Incretin‐based glucose‐lowering medications and the risk of acute pancreatitis and malignancies: a meta‐analysis based on cardiovascular outcomes trials

Some epidemiological data have suggested an elevated risk of acute pancreatitis and pancreatic cancer after exposure to glucagon‐like peptide (GLP)‐1 receptor agonists and dipeptidyl peptidase (DPP)‐4 inhibitors. Recently, such outcomes have been assessed and adjudicated as adverse events of special interest in cardiovascular outcomes studies. We performed a meta‐analysis of cases of acute pancreatitis and pancreatic cancer as well as any malignant neoplasm reported in cardiovascular outcomes trials (CVOTs) with GLP‐1 receptor agonists and DPP‐4 inhibitors. The numbers of cases observed with active drug or placebo (both on a background of standard care) were related to patient‐years of observation.
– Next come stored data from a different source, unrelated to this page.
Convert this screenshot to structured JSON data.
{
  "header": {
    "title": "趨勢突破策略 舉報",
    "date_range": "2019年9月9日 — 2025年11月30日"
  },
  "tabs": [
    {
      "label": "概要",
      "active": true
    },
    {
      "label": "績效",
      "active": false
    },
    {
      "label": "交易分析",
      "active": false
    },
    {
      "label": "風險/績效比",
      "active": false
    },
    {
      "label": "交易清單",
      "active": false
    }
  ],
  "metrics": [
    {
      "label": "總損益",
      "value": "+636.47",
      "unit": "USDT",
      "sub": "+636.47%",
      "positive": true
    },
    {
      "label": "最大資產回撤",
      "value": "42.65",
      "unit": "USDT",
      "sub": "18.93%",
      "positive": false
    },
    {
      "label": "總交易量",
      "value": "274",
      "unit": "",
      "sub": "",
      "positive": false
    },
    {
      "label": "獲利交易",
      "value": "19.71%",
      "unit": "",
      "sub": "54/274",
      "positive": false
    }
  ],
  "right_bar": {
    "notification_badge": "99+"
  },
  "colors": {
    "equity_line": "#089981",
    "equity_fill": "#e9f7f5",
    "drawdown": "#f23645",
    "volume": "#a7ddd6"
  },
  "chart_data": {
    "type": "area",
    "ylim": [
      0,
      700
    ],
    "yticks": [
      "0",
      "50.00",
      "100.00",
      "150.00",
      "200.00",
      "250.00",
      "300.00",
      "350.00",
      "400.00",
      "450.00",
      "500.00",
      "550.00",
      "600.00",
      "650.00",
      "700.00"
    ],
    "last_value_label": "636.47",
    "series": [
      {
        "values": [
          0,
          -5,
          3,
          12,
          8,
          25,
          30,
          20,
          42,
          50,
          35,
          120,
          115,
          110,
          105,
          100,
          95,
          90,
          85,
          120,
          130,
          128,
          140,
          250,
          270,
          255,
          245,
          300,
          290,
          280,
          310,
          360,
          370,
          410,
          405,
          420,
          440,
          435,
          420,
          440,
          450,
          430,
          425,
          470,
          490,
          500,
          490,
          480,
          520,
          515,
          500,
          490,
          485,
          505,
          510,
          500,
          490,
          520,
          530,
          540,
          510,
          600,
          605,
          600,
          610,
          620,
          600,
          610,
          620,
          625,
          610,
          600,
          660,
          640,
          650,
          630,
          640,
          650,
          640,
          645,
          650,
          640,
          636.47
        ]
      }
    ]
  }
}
Rate ratios and their confidence intervals were calculated for the individual agents as well as for the classes of GLP‐1 receptor agonists and DPP‐4 inhibitors. Neither data on individual CVOTs of GLP‐1 receptor agonists nor their meta‐analysis [rate ratio: 1.05 (0.78–1.41)] indicated a significantly elevated risk of acute pancreatitis. All individual DPP‐4 inhibitors displayed a non‐significant trend towards an increased risk of acute pancreatitis, which was significant in the meta‐analysis [1.75 (1.14–2.70); P = 0.01]. Neither GLP‐1 receptor agonists nor DPP‐4 inhibitors were associated with a significantly elevated or reduced risk of pancreatic cancer or for the totality of all malignant neoplasms. Based on a large database of randomized, placebo‐controlled, prospective cardiovascular outcomes studies with GLP‐1 receptor agonists and DPP‐4 inhibitors, no signal for pancreatic cancer or any malignant neoplasms were detected. However, a 75% risk increase for the development of an acute pancreatitis was seen in the meta‐analysis of DPP‐4 inhibitor CVOTs.